Dia menindaklanjuti hal ini dengan menyatakan betapa dia senang bahwa Trump dan Noem berhasil mengusir “teroris dan ilegal,” dan tidak mendapatkan pujian yang cukup untuk hal tersebut:
Yang jelas, saya 100% mendukung semua yang telah dilakukan @POTUS & @DHS untuk mencegah teroris dan ilegal, terutama di perbatasan. Faktanya, Presiden Trump & @Sec_Noem tidak mendapatkan pujian yang cukup dalam mencapai nol penyeberangan perbatasan ilegal dan menghentikan teroris gila memasuki AS. Namun perlu ada akal sehat dalam cara kita memperlakukan warga Amerika yang menggunakan hak mereka untuk bepergian. Dan saya berharap TSA berupaya meningkatkan perlakuan terhadap ibu hamil yang tidak ingin menjalani pemeriksaan tubuh untuk melindungi bayi mereka yang belum lahir. Kita bisa melakukan keduanya.
Maksudku, apa yang bisa kita ambil dari masukan ini?
Tentu saja ada ironi melihat anak dari seseorang di pemerintahan Trump mengeluh tentang TSA, karena ini adalah bidang di mana pemerintah dapat memberikan dampak perubahan, jika mereka menginginkannya.
Saya agak bingung apa inti keluhannya, karena sepertinya kemana-mana. Dia marah karena hampir ketinggalan pesawat karena harus menunggu 15 menit? Jika demikian, mungkin dia harus tiba di bandara lebih awal dan “berkemas [her] kesabaran,” seperti yang direkomendasikan ayahnya.

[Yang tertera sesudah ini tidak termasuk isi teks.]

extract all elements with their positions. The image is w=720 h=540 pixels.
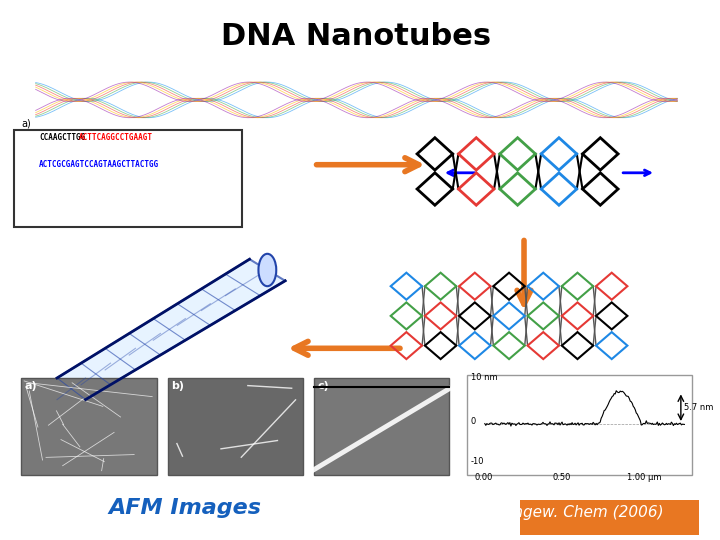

Saya kira maksudnya mengenai konstitusionalitas adalah bahwa maskapai penerbangan atau bandara harus mengawasi pemeriksaan keamanan, bukan pemerintah federal. Namun, hal tersebut kemungkinan besar tidak akan mengubah jenis pemeriksaan yang diperlukan, atau menyebabkan pengalaman menjadi kurang invasif. Tapi saya kira dia akan merasa lebih baik jika pemerintah federal tidak terlibat sama sekali?
Intinya
Evita Duffy-Alfonso, putri Menteri Perhubungan Sean Duffy, menginginkan TSA dihapuskan. Dia marah karena dia harus menunggu 15 menit setelah memilih keluar dari proses pemeriksaan biasa, karena kekhawatiran akan paparan radiasi. Dia mengklaim stafnya kasar, dan berpendapat bahwa seluruh organisasi tidak konstitusional.
Apa pendapat Anda tentang komentar Duffy-Alfonso?